16. The system of claim 15, wherein the functional groups
correspond to identified individual software functions.
17. The system of claim 15, wherein the operation types include
operations simplified to a basic category of operations.
18. The system of claim 17, wherein the operation types includes
one or more of: an operation type for a plurality of different move
operations; an operation type for a plurality of different jump
operations; an operation type for a plurality of different push
operations; an operation type for a plurality of different
conditional jump operations; and an operation type for a plurality
of different call operations.
19. The system of claim 15, wherein the simplifying step includes a
step of ignoring arguments and operands.
20. One or more non-transitory memory components containing
computer instructions for instructing a computer system to perform
the steps of: receiving an executable file, generating a function
identification code for one or more software functions contained in
the received executable file, and comparing a function
identification code generated for the received file against
function identification codes for a plurality of known executable
files in one or more databases accessible by the computer system to
determine a level of similarity between a software function
contained in the received executable file and a software function
contained in a known executable file.
21. The one or more non-transitory memory components of claim 20,
wherein the step of generating a function identification code for
one or more software functions contained in the received executable
file includes the following steps: disassembling the executable
file into assembly code instructions; and breaking the disassembled
assembly code instructions into one or more software functions.
22. The one or more non-transitory memory components of claim 20,
wherein the step of generating a function identification code for
one or more software functions contained in the received executable
file is based upon the identification of assembly language opcodes
respectively contained in each of the one or more software
functions.
23. The one or more non-transitory memory components of claim 21,
wherein the step of generating a function identification code for
one or more software functions contained in the received executable
file is based upon the types of assembly language opcodes
respectively contained in each of the one or more software
functions.
24. The one or more non-transitory memory components of claim 23,
wherein the step of generating a function identification code for
one or more software functions contained in the received executable
file ignores the operands and arguments associated with the
assembly language opcodes in the assembly code instructions.

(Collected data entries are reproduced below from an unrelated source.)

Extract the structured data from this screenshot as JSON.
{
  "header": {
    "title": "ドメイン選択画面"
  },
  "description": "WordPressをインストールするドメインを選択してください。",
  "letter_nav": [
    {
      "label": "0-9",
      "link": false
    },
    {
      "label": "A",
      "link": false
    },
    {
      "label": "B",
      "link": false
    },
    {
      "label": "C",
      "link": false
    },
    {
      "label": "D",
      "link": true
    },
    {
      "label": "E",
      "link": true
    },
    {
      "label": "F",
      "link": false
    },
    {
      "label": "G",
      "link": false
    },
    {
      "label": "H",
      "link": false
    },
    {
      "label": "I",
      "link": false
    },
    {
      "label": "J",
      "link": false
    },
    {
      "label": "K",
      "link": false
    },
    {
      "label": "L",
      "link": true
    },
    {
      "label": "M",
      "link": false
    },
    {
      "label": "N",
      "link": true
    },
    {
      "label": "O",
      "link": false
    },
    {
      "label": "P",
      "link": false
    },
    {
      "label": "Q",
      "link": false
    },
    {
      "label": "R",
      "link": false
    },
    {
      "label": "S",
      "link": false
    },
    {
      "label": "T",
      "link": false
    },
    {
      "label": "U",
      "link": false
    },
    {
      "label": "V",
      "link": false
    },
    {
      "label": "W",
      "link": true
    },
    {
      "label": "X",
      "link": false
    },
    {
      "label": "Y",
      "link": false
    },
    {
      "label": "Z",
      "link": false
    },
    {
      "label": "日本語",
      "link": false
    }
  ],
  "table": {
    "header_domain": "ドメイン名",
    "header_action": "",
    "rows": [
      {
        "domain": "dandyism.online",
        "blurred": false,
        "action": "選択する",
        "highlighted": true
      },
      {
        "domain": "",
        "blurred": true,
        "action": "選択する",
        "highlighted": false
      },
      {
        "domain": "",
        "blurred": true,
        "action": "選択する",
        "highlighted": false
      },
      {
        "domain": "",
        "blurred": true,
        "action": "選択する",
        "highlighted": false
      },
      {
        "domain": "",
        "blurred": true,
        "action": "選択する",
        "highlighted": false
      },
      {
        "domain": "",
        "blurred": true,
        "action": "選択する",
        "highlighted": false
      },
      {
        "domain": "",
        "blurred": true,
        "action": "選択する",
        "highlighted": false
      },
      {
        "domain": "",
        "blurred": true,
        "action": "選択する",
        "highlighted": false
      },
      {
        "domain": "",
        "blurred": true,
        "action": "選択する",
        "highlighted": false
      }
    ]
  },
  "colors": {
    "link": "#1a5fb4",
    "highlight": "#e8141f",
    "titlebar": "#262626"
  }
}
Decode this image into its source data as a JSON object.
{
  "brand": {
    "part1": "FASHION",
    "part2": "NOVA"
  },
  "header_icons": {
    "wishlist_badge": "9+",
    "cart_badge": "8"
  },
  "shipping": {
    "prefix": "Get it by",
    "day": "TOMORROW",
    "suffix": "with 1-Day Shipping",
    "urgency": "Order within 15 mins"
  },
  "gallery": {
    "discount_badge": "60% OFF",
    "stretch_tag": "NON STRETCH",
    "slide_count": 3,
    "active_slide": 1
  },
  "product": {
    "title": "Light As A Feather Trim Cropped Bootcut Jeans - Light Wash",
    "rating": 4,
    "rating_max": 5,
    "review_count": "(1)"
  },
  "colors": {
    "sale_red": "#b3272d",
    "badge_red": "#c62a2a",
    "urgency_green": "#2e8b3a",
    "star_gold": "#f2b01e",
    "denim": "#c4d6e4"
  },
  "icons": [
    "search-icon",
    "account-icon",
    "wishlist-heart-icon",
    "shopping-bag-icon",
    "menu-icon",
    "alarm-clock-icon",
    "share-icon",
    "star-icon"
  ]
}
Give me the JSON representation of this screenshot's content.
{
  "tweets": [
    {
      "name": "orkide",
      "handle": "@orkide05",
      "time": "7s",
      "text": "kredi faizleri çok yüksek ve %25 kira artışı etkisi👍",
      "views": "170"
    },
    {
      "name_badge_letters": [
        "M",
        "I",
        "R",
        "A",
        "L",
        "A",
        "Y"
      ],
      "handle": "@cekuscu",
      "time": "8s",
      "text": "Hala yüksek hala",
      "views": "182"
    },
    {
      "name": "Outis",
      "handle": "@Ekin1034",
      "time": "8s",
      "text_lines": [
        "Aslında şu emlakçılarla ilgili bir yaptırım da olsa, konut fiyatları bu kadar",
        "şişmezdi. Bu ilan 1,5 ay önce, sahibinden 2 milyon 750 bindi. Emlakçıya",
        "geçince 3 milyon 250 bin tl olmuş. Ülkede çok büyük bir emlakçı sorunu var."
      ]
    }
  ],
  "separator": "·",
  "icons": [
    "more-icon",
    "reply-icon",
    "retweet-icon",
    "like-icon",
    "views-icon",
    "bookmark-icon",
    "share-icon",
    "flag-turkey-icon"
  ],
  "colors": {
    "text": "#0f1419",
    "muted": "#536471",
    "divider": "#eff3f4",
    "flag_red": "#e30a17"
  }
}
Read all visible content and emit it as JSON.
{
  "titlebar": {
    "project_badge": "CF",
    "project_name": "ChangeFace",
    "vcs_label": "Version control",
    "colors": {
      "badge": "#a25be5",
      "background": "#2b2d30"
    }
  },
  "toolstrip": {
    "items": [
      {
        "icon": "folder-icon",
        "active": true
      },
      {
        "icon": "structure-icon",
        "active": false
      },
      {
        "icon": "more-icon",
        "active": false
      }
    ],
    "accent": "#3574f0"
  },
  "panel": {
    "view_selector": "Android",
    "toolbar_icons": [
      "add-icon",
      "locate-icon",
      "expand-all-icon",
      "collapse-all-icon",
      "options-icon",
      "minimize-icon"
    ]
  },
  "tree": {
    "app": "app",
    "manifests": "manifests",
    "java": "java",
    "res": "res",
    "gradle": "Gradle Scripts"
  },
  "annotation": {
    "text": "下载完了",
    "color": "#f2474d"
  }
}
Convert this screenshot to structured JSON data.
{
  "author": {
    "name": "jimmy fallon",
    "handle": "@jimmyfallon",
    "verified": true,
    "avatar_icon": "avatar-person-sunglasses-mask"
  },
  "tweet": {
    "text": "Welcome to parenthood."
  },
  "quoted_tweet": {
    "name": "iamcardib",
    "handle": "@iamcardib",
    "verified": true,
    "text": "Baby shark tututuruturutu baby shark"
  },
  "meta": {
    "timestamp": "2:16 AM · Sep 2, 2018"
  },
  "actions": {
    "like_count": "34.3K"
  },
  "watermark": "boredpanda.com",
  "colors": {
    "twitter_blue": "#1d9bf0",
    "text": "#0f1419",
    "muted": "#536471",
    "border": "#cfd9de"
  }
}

25. The one or more non-transitory memory components of claim 24,
wherein each type of assembly language opcode is associated with an
alphanumeric character, and the step of generating a function
identification code for one or more software functions contained in
the received executable file includes building a string of the
alphanumeric characters sequentially associated with the types of
assembly language opcodes respectively contained in each of the one
or more software functions.
26. The one or more non-transitory memory components of claim 20,
wherein the known executable files contain known malicious
executable files, and the comparing step compares function
identification codes generated for the received file against
function identification codes associated with the plurality of
known malicious executable files in the one or more databases to
determine a level of similarity between the received executable
file and one or more of the known malicious executable files in the
one or more databases.
27. The one or more non-transitory memory components of claim 20,
wherein the comparing step utilizes string similarity algorithms.
Description
FIELD OF THE INVENTION
[0001] The current disclosure pertains to systems and methods for
detecting and/or identifying software functions in potential
malicious executable computer files (i.e., "malware") on a computer
system, or passing through an electronic communication channel such
as through email exchanges or through network sensors.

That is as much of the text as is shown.